Department of Psychology, University of Notre Dame, Notre Dame, Indiana.
Suicide Life Threat Behav. 2021 Feb;51(1):55-64. doi: 10.1111/sltb.12668.
Text-based responses may provide significant contributions to suicide risk prediction, yet research including text data is limited. This may be due to a lack of exposure and familiarity with statistical analyses for this data structure.
The current study provides an overview of data processing and statistical algorithms for text data, guided by an empirical example of 947 online participants who completed both open-ended items and traditional self-report measures. We give an introduction to a number of text-based statistical approaches, including dictionary-based methods, topic modeling, word embeddings, and deep learning.

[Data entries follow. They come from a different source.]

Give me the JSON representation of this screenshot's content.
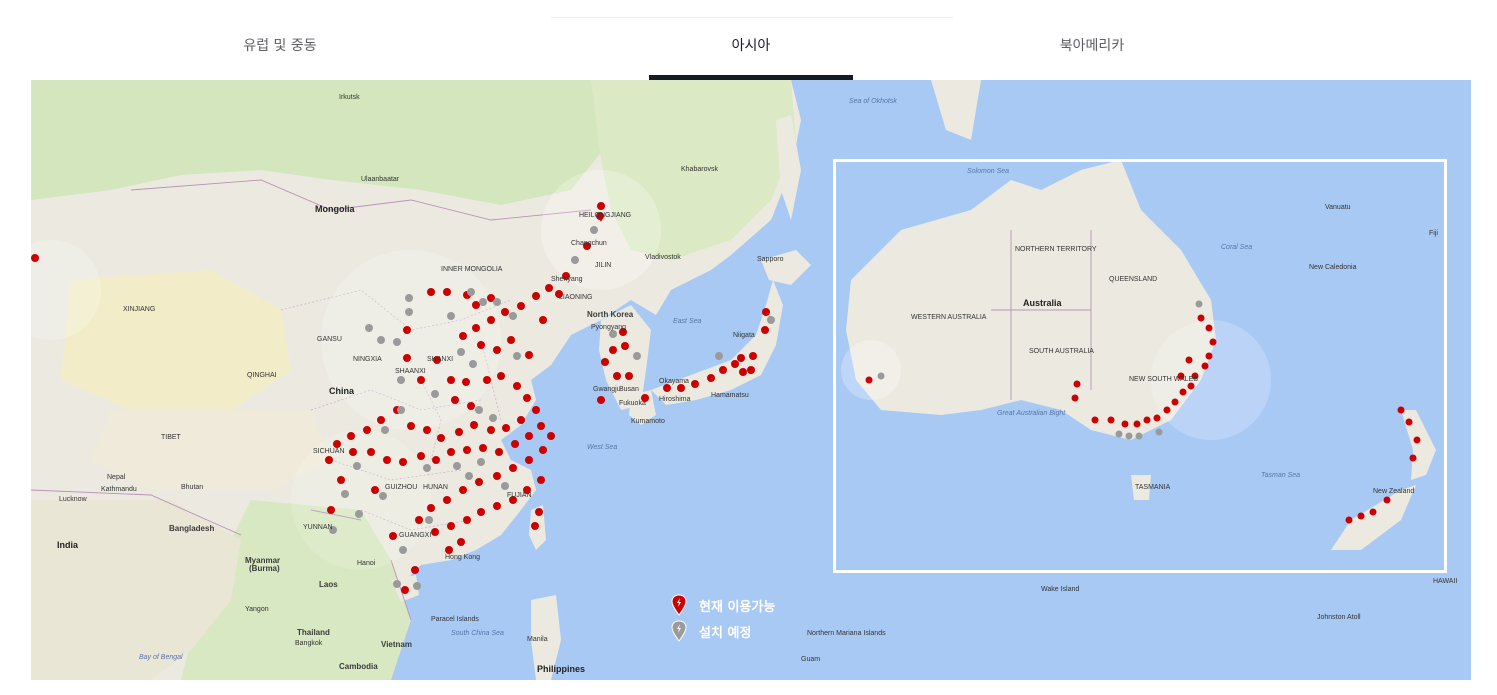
{
  "tabs": [
    {
      "label": "유럽 및 중동",
      "active": false
    },
    {
      "label": "아시아",
      "active": true
    },
    {
      "label": "북아메리카",
      "active": false
    }
  ],
  "legend": {
    "available": "현재 이용가능",
    "planned": "설치 예정"
  },
  "map": {
    "labels": {
      "mongolia": "Mongolia",
      "china": "China",
      "india": "India",
      "north_korea": "North Korea",
      "australia": "Australia",
      "hong_kong": "Hong Kong",
      "philippines": "Philippines",
      "east_sea": "East Sea",
      "west_sea": "West Sea",
      "ulaanbaatar": "Ulaanbaatar",
      "irkutsk": "Irkutsk",
      "khabarovsk": "Khabarovsk",
      "vladivostok": "Vladivostok",
      "sapporo": "Sapporo",
      "xinjiang": "XINJIANG",
      "qinghai": "QINGHAI",
      "tibet": "TIBET",
      "nepal": "Nepal",
      "bhutan": "Bhutan",
      "bangladesh": "Bangladesh",
      "myanmar": "Myanmar",
      "burma": "(Burma)",
      "laos": "Laos",
      "thailand": "Thailand",
      "cambodia": "Cambodia",
      "vietnam": "Vietnam",
      "bangkok": "Bangkok",
      "yangon": "Yangon",
      "hanoi": "Hanoi",
      "kathmandu": "Kathmandu",
      "lucknow": "Lucknow",
      "bay_of_bengal": "Bay of Bengal",
      "south_china_sea": "South China Sea",
      "paracel": "Paracel Islands",
      "manila": "Manila",
      "fukuoka": "Fukuoka",
      "hiroshima": "Hiroshima",
      "hamamatsu": "Hamamatsu",
      "okayama": "Okayama",
      "kumamoto": "Kumamoto",
      "busan": "Busan",
      "gwangju": "Gwangju",
      "pyongyang": "Pyongyang",
      "niigata": "Niigata",
      "shenyang": "Shenyang",
      "changchun": "Changchun",
      "jilin": "JILIN",
      "heilongjiang": "HEILONGJIANG",
      "liaoning": "LIAONING",
      "inner_mongolia": "INNER MONGOLIA",
      "gansu": "GANSU",
      "ningxia": "NINGXIA",
      "shanxi": "SHANXI",
      "shaanxi": "SHAANXI",
      "sichuan": "SICHUAN",
      "guizhou": "GUIZHOU",
      "yunnan": "YUNNAN",
      "guangxi": "GUANGXI",
      "hunan": "HUNAN",
      "fujian": "FUJIAN",
      "sea_of_okhotsk": "Sea of Okhotsk",
      "hawaii": "HAWAII",
      "wake_island": "Wake Island",
      "johnston_atoll": "Johnston Atoll",
      "northern_mariana": "Northern Mariana Islands",
      "guam": "Guam",
      "new_zealand": "New Zealand",
      "western_australia": "WESTERN AUSTRALIA",
      "northern_territory": "NORTHERN TERRITORY",
      "queensland": "QUEENSLAND",
      "south_australia": "SOUTH AUSTRALIA",
      "new_south_wales": "NEW SOUTH WALES",
      "tasmania": "TASMANIA",
      "coral_sea": "Coral Sea",
      "tasman_sea": "Tasman Sea",
      "great_australian_bight": "Great Australian Bight",
      "solomon_sea": "Solomon Sea",
      "fiji": "Fiji",
      "new_caledonia": "New Caledonia",
      "vanuatu": "Vanuatu"
    },
    "colors": {
      "water": "#a9c9f5",
      "land": "#eceae0",
      "green": "#cfe3b3",
      "desert": "#f3eec5",
      "available_pin": "#cc0000",
      "planned_pin": "#9a9a9a"
    }
  }
}
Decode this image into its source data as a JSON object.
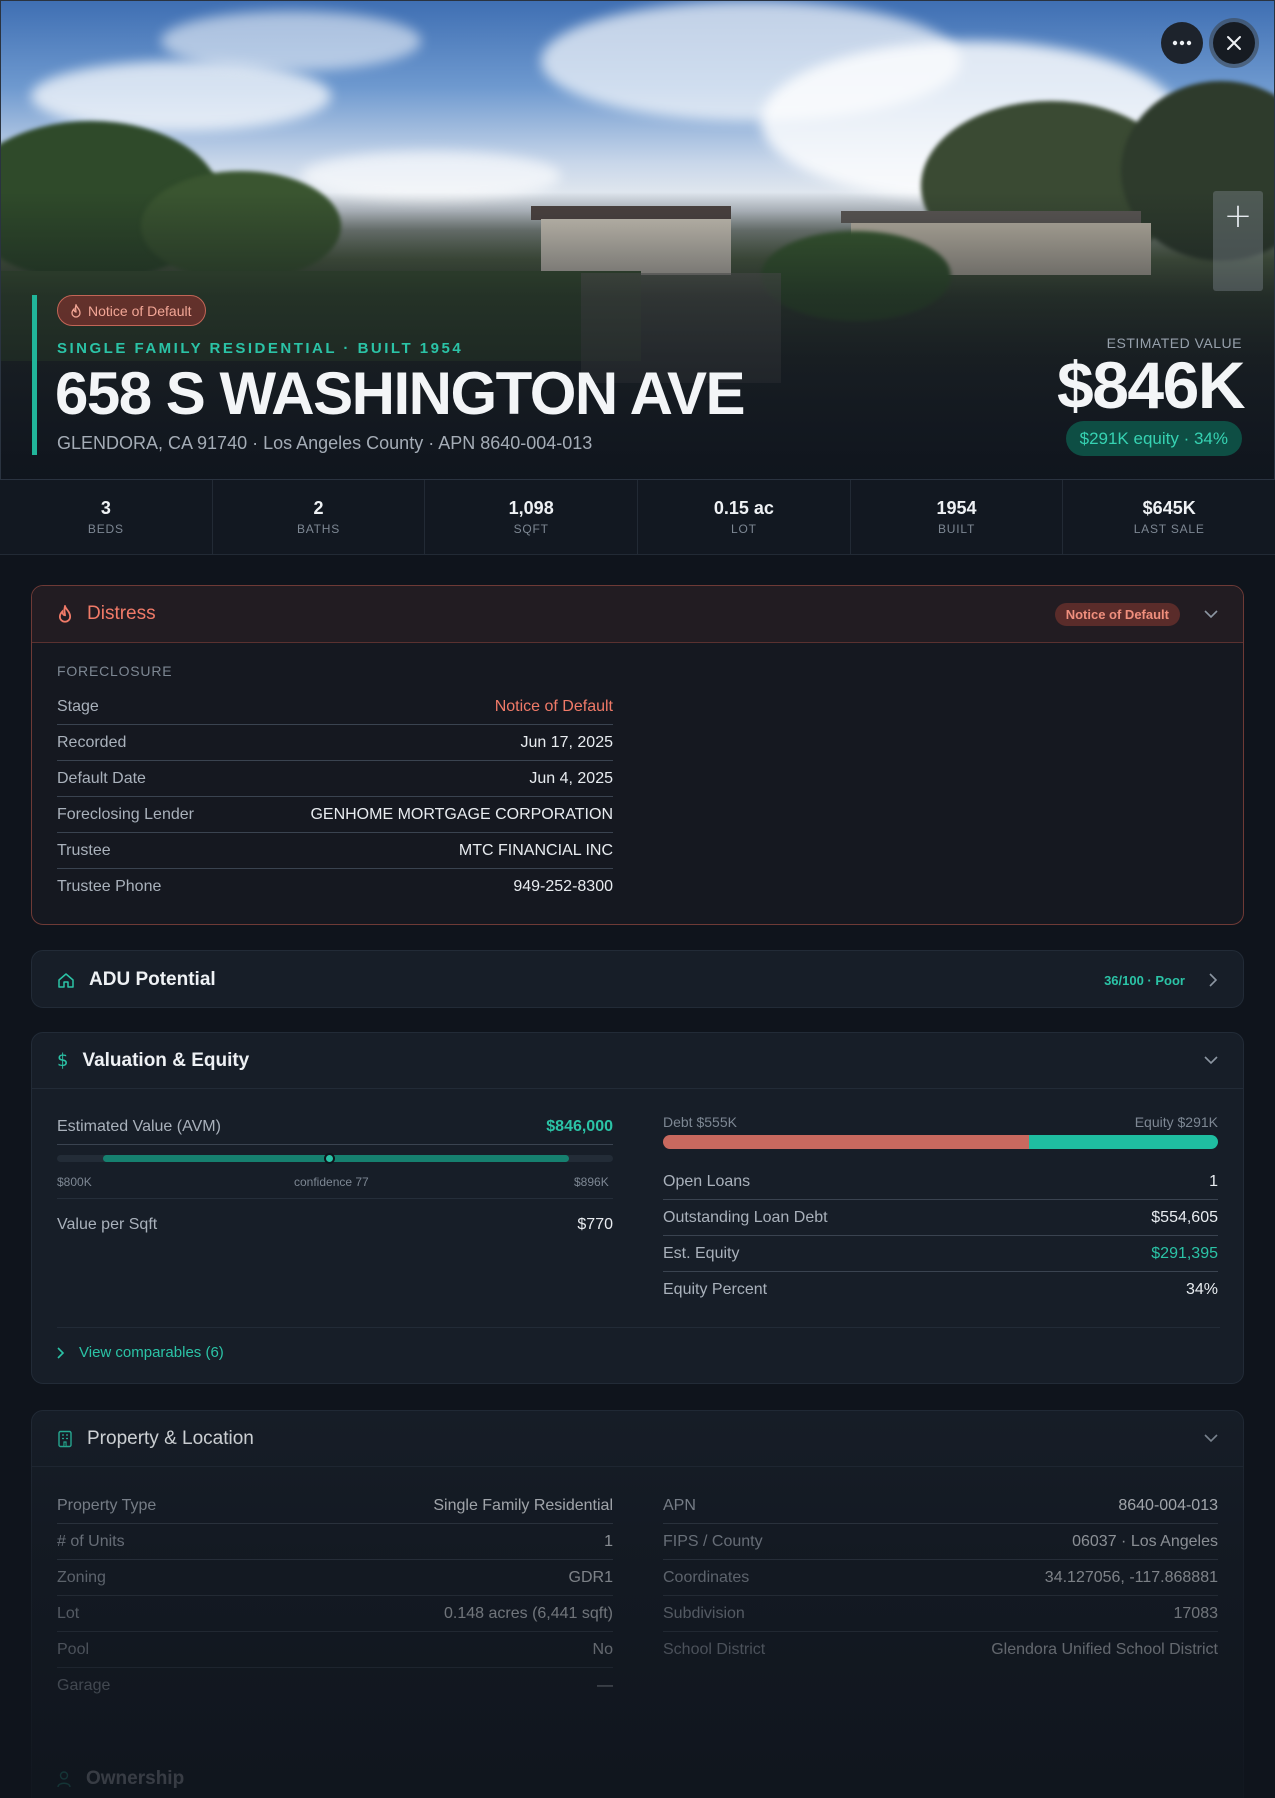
{
  "hero": {
    "status_badge": "Notice of Default",
    "eyebrow": "SINGLE FAMILY RESIDENTIAL · BUILT 1954",
    "address": "658 S WASHINGTON AVE",
    "location": "GLENDORA, CA 91740 · Los Angeles County · APN 8640-004-013",
    "estimated_value_label": "ESTIMATED VALUE",
    "estimated_value": "$846K",
    "equity_badge": "$291K equity · 34%"
  },
  "stats": [
    {
      "value": "3",
      "label": "BEDS"
    },
    {
      "value": "2",
      "label": "BATHS"
    },
    {
      "value": "1,098",
      "label": "SQFT"
    },
    {
      "value": "0.15 ac",
      "label": "LOT"
    },
    {
      "value": "1954",
      "label": "BUILT"
    },
    {
      "value": "$645K",
      "label": "LAST SALE"
    }
  ],
  "distress": {
    "title": "Distress",
    "badge": "Notice of Default",
    "section": "FORECLOSURE",
    "rows": [
      {
        "k": "Stage",
        "v": "Notice of Default"
      },
      {
        "k": "Recorded",
        "v": "Jun 17, 2025"
      },
      {
        "k": "Default Date",
        "v": "Jun 4, 2025"
      },
      {
        "k": "Foreclosing Lender",
        "v": "GENHOME MORTGAGE CORPORATION"
      },
      {
        "k": "Trustee",
        "v": "MTC FINANCIAL INC"
      },
      {
        "k": "Trustee Phone",
        "v": "949-252-8300"
      }
    ]
  },
  "adu": {
    "title": "ADU Potential",
    "score": "36/100 · Poor"
  },
  "valuation": {
    "title": "Valuation & Equity",
    "avm_label": "Estimated Value (AVM)",
    "avm_value": "$846,000",
    "range_low": "$800K",
    "confidence": "confidence 77",
    "range_high": "$896K",
    "avm_position": 0.49,
    "value_per_sqft_label": "Value per Sqft",
    "value_per_sqft": "$770",
    "debt_label": "Debt $555K",
    "equity_label": "Equity $291K",
    "debt_share": 0.66,
    "rows": [
      {
        "k": "Open Loans",
        "v": "1"
      },
      {
        "k": "Outstanding Loan Debt",
        "v": "$554,605"
      },
      {
        "k": "Est. Equity",
        "v": "$291,395"
      },
      {
        "k": "Equity Percent",
        "v": "34%"
      }
    ],
    "comparables_link": "View comparables (6)"
  },
  "property": {
    "title": "Property & Location",
    "left": [
      {
        "k": "Property Type",
        "v": "Single Family Residential"
      },
      {
        "k": "# of Units",
        "v": "1"
      },
      {
        "k": "Zoning",
        "v": "GDR1"
      },
      {
        "k": "Lot",
        "v": "0.148 acres (6,441 sqft)"
      },
      {
        "k": "Pool",
        "v": "No"
      },
      {
        "k": "Garage",
        "v": "—"
      }
    ],
    "right": [
      {
        "k": "APN",
        "v": "8640-004-013"
      },
      {
        "k": "FIPS / County",
        "v": "06037 · Los Angeles"
      },
      {
        "k": "Coordinates",
        "v": "34.127056, -117.868881"
      },
      {
        "k": "Subdivision",
        "v": "17083"
      },
      {
        "k": "School District",
        "v": "Glendora Unified School District"
      }
    ]
  },
  "ownership": {
    "title": "Ownership"
  },
  "colors": {
    "accent": "#2bc3a6",
    "distress": "#f07a68",
    "debt": "#c8695f",
    "background": "#0f141c"
  }
}
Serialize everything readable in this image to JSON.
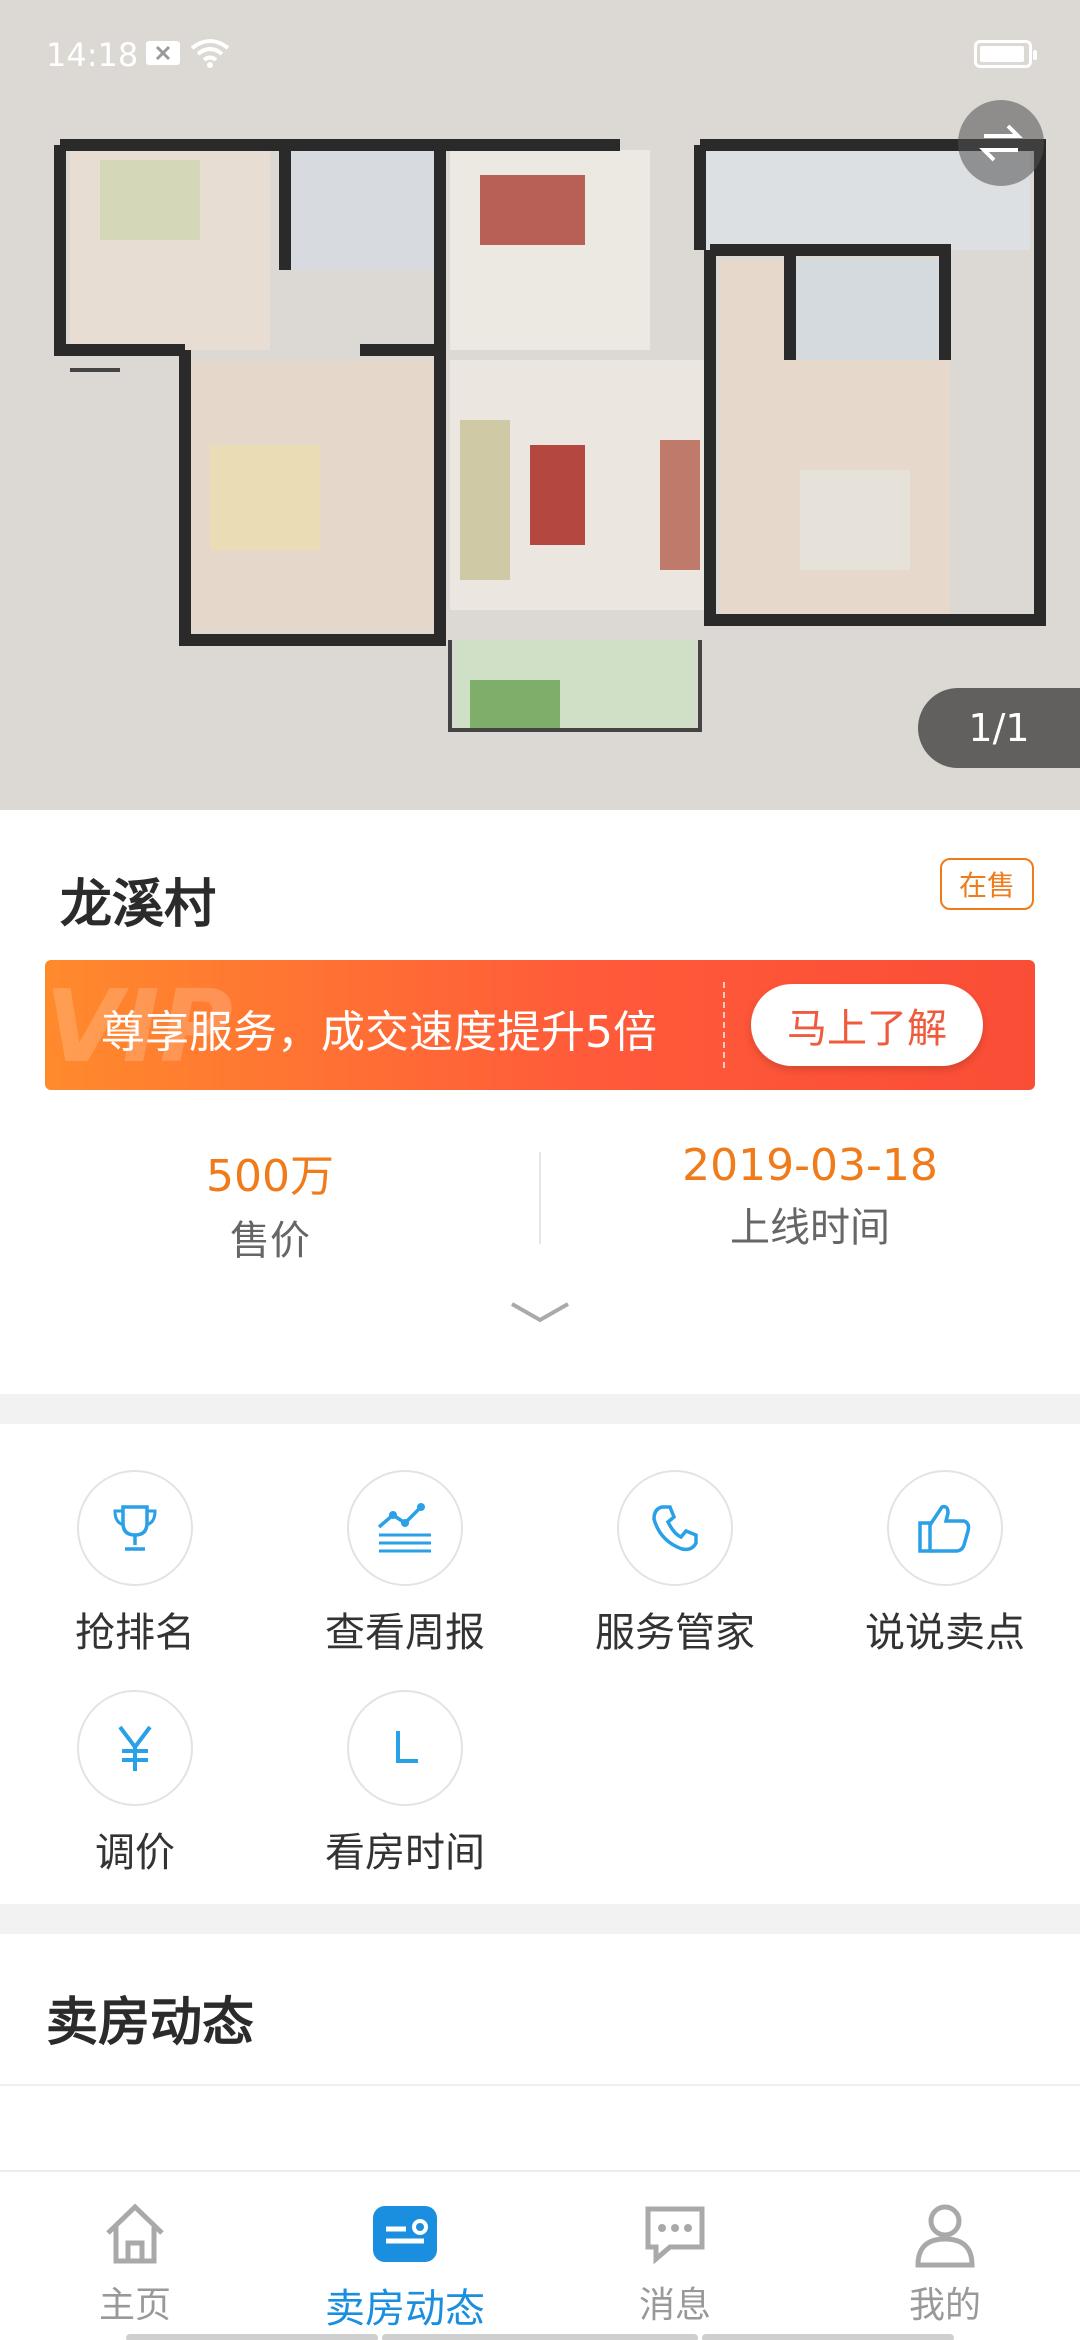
{
  "status_bar": {
    "time": "14:18"
  },
  "gallery": {
    "counter": "1/1"
  },
  "listing": {
    "title": "龙溪村",
    "status_badge": "在售",
    "vip_banner": {
      "watermark": "VIP",
      "text": "尊享服务，成交速度提升5倍",
      "button": "马上了解"
    },
    "stats": [
      {
        "value": "500万",
        "label": "售价"
      },
      {
        "value": "2019-03-18",
        "label": "上线时间"
      }
    ]
  },
  "tools": [
    {
      "label": "抢排名",
      "icon": "trophy-icon"
    },
    {
      "label": "查看周报",
      "icon": "trend-chart-icon"
    },
    {
      "label": "服务管家",
      "icon": "phone-icon"
    },
    {
      "label": "说说卖点",
      "icon": "thumbs-up-icon"
    },
    {
      "label": "调价",
      "icon": "yuan-icon"
    },
    {
      "label": "看房时间",
      "icon": "clock-icon"
    }
  ],
  "section": {
    "title": "卖房动态"
  },
  "nav": {
    "items": [
      {
        "label": "主页",
        "icon": "home-icon",
        "active": false
      },
      {
        "label": "卖房动态",
        "icon": "sell-dynamics-icon",
        "active": true
      },
      {
        "label": "消息",
        "icon": "message-icon",
        "active": false
      },
      {
        "label": "我的",
        "icon": "user-icon",
        "active": false
      }
    ]
  },
  "colors": {
    "accent_orange": "#f07b1a",
    "accent_blue": "#1a8fe0",
    "icon_blue": "#2aa0e6",
    "banner_red": "#fa4d36"
  }
}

We analyze responses from the open-ended question "How do you feel today?", detailing characteristics of the responses, as well as predicting past-year suicidal ideation.
We see the analysis of text from social media, open-ended questions, and other text sources (i.e., medical records) as an important form of complementary assessment to traditional scales, shedding insight on what we are missing in our current set of questionnaires, which may ultimately serve to improve both our understanding and prediction of suicide.
基于文本的回复可能对自杀风险预测有重要贡献,但包含文本数据的研究却很有限。这可能是由于缺乏对这种数据结构的统计分析的了解和熟悉。
本研究通过对 947 名在线参与者的实证案例(他们既完成了开放式项目,也完成了传统的自我报告措施),为文本数据的处理和统计算法提供了概述。我们介绍了一些基于文本的统计方法,包括基于字典的方法、主题建模、词嵌入和深度学习。
我们分析了开放式问题“你今天感觉如何?”的回复,详细描述了回复的特征,并预测了过去一年的自杀意念。
我们认为分析社交媒体、开放式问题和其他文本来源(即医疗记录)中的文本是对传统量表的重要补充评估形式,深入了解我们在当前问卷集中遗漏的内容,这最终可能有助于提高我们对自杀的理解和预测。